Research Highlights Featured Chart

January 22, 2026

Technological change and the transformation of women's work in the twentieth century

The adoption of milking machines in Norway.

Source: sauletas

The introduction of milking machines to Norwegian dairy farms in the 1950s eliminated one of the most common occupations performed by rural women. In a paper in the American Economic Review, authors Philipp Ager, Marc Goñi, and Kjell G. Salvanes tracked approximately 725,000 Norwegians, using detailed registry data to document how this technological shock affected men and women in rural areas.

When Norway lifted import restrictions on agricultural equipment in 1951, the adoption of milking machines accelerated rapidly, but unevenly, across the country. By comparing municipalities with different levels of adoption, the researchers were able to determine the impact of the technology shock on economic outcomes.

Hand milking was almost exclusively women's work. In dairy-intensive municipalities, young unmarried women, aged 16 to 25, typically worked as milkmaids before marriage, whereas men on farms generally worked outdoors. 

Figure 4 from the authors’ paper tracks the relative income trajectories of women and men from different municipalities who turned 16 in 1970, following them for 25 years.

 

Figure 4 from Ager et al. (2025)

 

Panel A shows the effect on women's income percentile rank relative to municipalities with lower adoption of milking machines in 1970. During the first five years, women from areas with high adoption experienced income declines of 4 to 13 percentile ranks per each additional milking machine per farm. However, a reversal begins around year 15, and, by 20 to 25 years after the technology shock, women from high-adoption municipalities consistently ranked higher in the income distribution than their counterparts from areas with fewer machines. 

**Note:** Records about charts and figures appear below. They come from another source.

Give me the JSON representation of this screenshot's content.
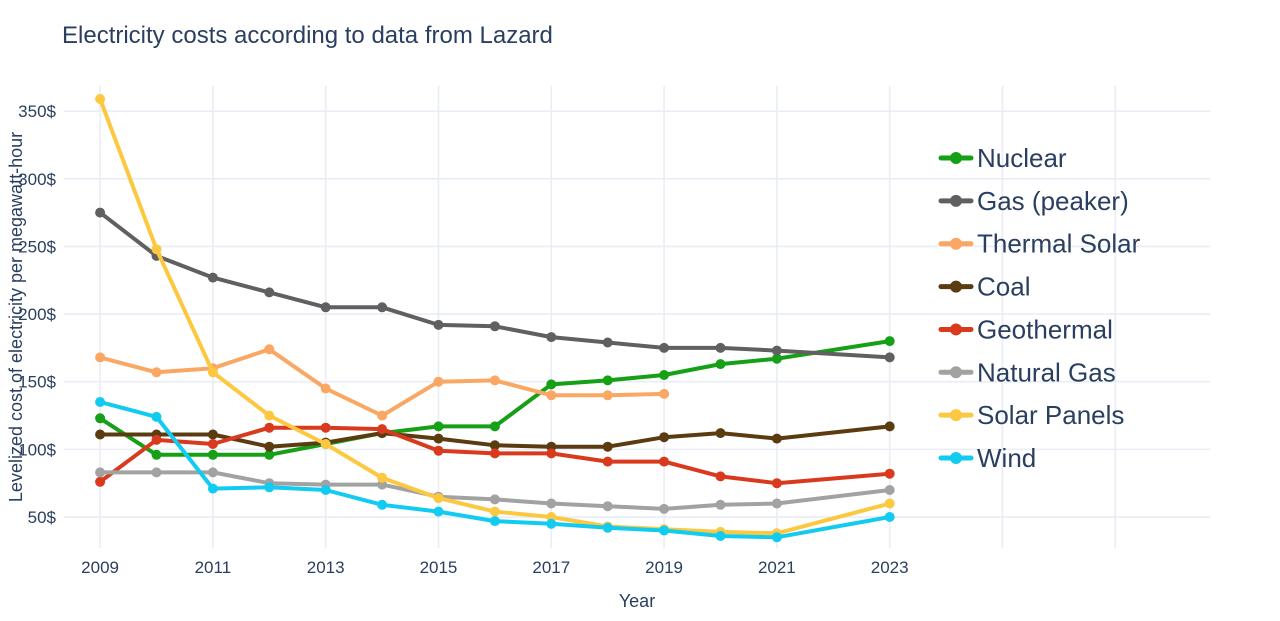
{
  "style": {
    "background": "#ffffff",
    "text_color": "#2a3f5f",
    "grid_color": "#e9edf6"
  },
  "chart_data": {
    "type": "line",
    "title": "Electricity costs according to data from Lazard",
    "xlabel": "Year",
    "ylabel": "Levelized cost of electricity per megawatt-hour",
    "grid": true,
    "legend_position": "right",
    "xlim": [
      2008.36,
      2028.68
    ],
    "ylim": [
      27.1,
      368.6
    ],
    "x": [
      2009,
      2010,
      2011,
      2012,
      2013,
      2014,
      2015,
      2016,
      2017,
      2018,
      2019,
      2020,
      2021,
      2023
    ],
    "x_tick_values": [
      2009,
      2011,
      2013,
      2015,
      2017,
      2019,
      2021,
      2023
    ],
    "x_tick_labels": [
      "2009",
      "2011",
      "2013",
      "2015",
      "2017",
      "2019",
      "2021",
      "2023"
    ],
    "x_grid_unlabeled": [
      2025,
      2027
    ],
    "y_tick_values": [
      50,
      100,
      150,
      200,
      250,
      300,
      350
    ],
    "y_tick_labels": [
      "50$",
      "100$",
      "150$",
      "200$",
      "250$",
      "300$",
      "350$"
    ],
    "series": [
      {
        "name": "Nuclear",
        "color": "#15a015",
        "values": [
          123,
          96,
          96,
          96,
          104,
          112,
          117,
          117,
          148,
          151,
          155,
          163,
          167,
          180
        ]
      },
      {
        "name": "Gas (peaker)",
        "color": "#606060",
        "values": [
          275,
          243,
          227,
          216,
          205,
          205,
          192,
          191,
          183,
          179,
          175,
          175,
          173,
          168
        ]
      },
      {
        "name": "Thermal Solar",
        "color": "#fba764",
        "values": [
          168,
          157,
          160,
          174,
          145,
          125,
          150,
          151,
          140,
          140,
          141,
          null,
          null,
          null
        ]
      },
      {
        "name": "Coal",
        "color": "#5b3c11",
        "values": [
          111,
          111,
          111,
          102,
          105,
          112,
          108,
          103,
          102,
          102,
          109,
          112,
          108,
          117
        ]
      },
      {
        "name": "Geothermal",
        "color": "#d93a1e",
        "values": [
          76,
          107,
          104,
          116,
          116,
          115,
          99,
          97,
          97,
          91,
          91,
          80,
          75,
          82
        ]
      },
      {
        "name": "Natural Gas",
        "color": "#a2a2a2",
        "values": [
          83,
          83,
          83,
          75,
          74,
          74,
          65,
          63,
          60,
          58,
          56,
          59,
          60,
          70
        ]
      },
      {
        "name": "Solar Panels",
        "color": "#fcc840",
        "values": [
          359,
          248,
          157,
          125,
          104,
          79,
          64,
          54,
          50,
          43,
          41,
          39,
          38,
          60
        ]
      },
      {
        "name": "Wind",
        "color": "#12cbf0",
        "values": [
          135,
          124,
          71,
          72,
          70,
          59,
          54,
          47,
          45,
          42,
          40,
          36,
          35,
          50
        ]
      }
    ]
  }
}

Panel B demonstrates that this reversal was gender-specific. The gap between women's and men's income trajectories widened over time, with women gaining approximately 5 percentile ranks relative to men by the end of the observation period.

The authors argue that this long-term improvement resulted from geographic mobility and educational investment. Displaced young women migrated to urban areas at higher rates than men, where they were more likely to obtain undergraduate degrees and move into higher-skilled positions, particularly in Norway's expanding service and public sectors.

The experience of Norwegian milkmaids suggests that gender-biased technological shocks can narrow the gender gap by disrupting entrenched gender norms in the labor market.

Gender-Biased Technological Change: Milking Machines and the Exodus of Women from Farming appears in the January 2026 issue of the American Economic Review.